Siguiendo al conejito blanco...


No es fácil creer en las hadas hoy en día. Conforme pasan los años, la ingenuidad cede a la experiencia y a la razón, como si el mundo en el que vivíamos se nos hubiese quedado pequeño y tuvieramos que renunciar de todas aquellas cosas que parecen no valer la pena.

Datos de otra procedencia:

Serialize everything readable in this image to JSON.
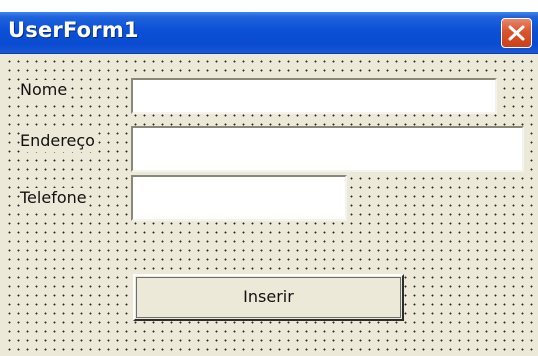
{
  "window": {
    "title": "UserForm1"
  },
  "title_bar_buttons": {
    "close_icon": "close-icon"
  },
  "form": {
    "fields": [
      {
        "label": "Nome",
        "value": ""
      },
      {
        "label": "Endereço",
        "value": ""
      },
      {
        "label": "Telefone",
        "value": ""
      }
    ],
    "submit_label": "Inserir"
  },
  "colors": {
    "title_bar": "#0a4bd0",
    "close_button": "#d9542b",
    "client_background": "#ece9d8"
  }
}
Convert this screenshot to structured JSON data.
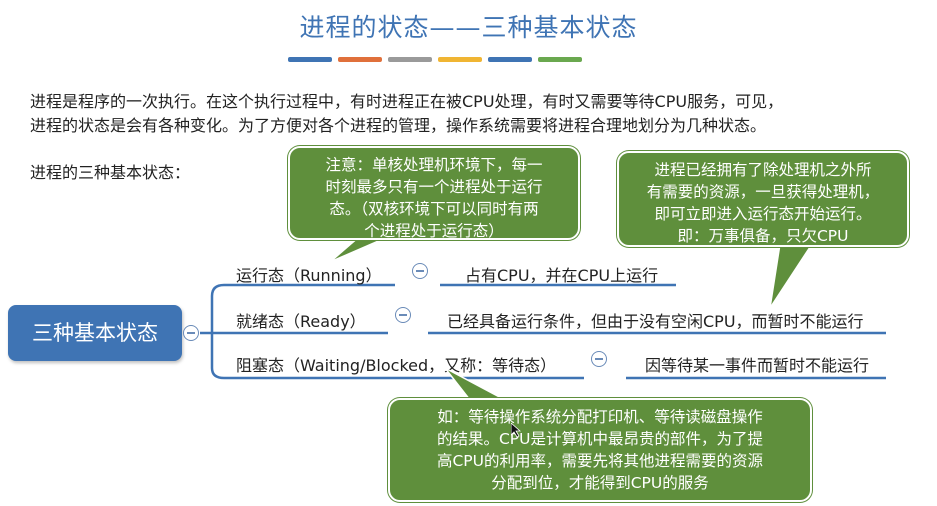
{
  "title": "进程的状态——三种基本状态",
  "title_bar_colors": [
    "#3f74b4",
    "#e0703b",
    "#9a9a9a",
    "#f0b533",
    "#3f74b4",
    "#6aa84f"
  ],
  "intro_line1": "进程是程序的一次执行。在这个执行过程中，有时进程正在被CPU处理，有时又需要等待CPU服务，可见，",
  "intro_line2": "进程的状态是会有各种变化。为了方便对各个进程的管理，操作系统需要将进程合理地划分为几种状态。",
  "subheading": "进程的三种基本状态：",
  "mindmap": {
    "root": "三种基本状态",
    "branches": [
      {
        "label": "运行态（Running）",
        "desc": "占有CPU，并在CPU上运行"
      },
      {
        "label": "就绪态（Ready）",
        "desc": "已经具备运行条件，但由于没有空闲CPU，而暂时不能运行"
      },
      {
        "label": "阻塞态（Waiting/Blocked，又称：等待态）",
        "desc": "因等待某一事件而暂时不能运行"
      }
    ]
  },
  "notes": {
    "running": {
      "line1": "注意：单核处理机环境下，每一",
      "line2": "时刻最多只有一个进程处于运行",
      "line3": "态。（双核环境下可以同时有两",
      "line4": "个进程处于运行态）"
    },
    "ready": {
      "line1": "进程已经拥有了除处理机之外所",
      "line2": "有需要的资源，一旦获得处理机，",
      "line3": "即可立即进入运行态开始运行。",
      "line4": "即：万事俱备，只欠CPU"
    },
    "blocked": {
      "line1": "如：等待操作系统分配打印机、等待读磁盘操作",
      "line2": "的结果。CPU是计算机中最昂贵的部件，为了提",
      "line3": "高CPU的利用率，需要先将其他进程需要的资源",
      "line4": "分配到位，才能得到CPU的服务"
    }
  },
  "colors": {
    "title": "#3f74b4",
    "root_bg": "#3f74b4",
    "note_bg": "#5f8f3c",
    "connector": "#3f74b4"
  }
}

Poco a poco los bosques dejan de susurrar voces fantasmales con el viento, los trolls se aburren de acechar debajo de los puentes, los gnomos dejaron de refugiarse de la lluvia bajo las setas silvestres y los conejitos blancos ya no parecen llevarnos a ningún lugar de interés. Los sueños ahora se llaman ondas delta, las estrellas fugaces no son más que fragmentos de roca en desintegración, lo invisible símplemente no existe y la imaginación es sólo producto de la inmadurez. Olvida todo lo que leíste sobre castillos y dragones, muertos levantándose de sus tumbas y manzanas enveneadas, pues de ello depende que te conviertas en alguien de provecho o en un lunático sin futuro.




Creí haber cerrado la puerta a lo intangible hace demasiado tiempo. Pero por suerte, hace no mucho, volví a sentir la ficción enredándose con mi realidad. Puede sonar ridículo pero ahora, más que nunca, vuelvo a creer en las hadas. Y es que hará casi un año, entre las oscuras sombras y la música atronadora de un bar nocturno, conocí a una que, desde entonces, pinta mis días de azul intenso.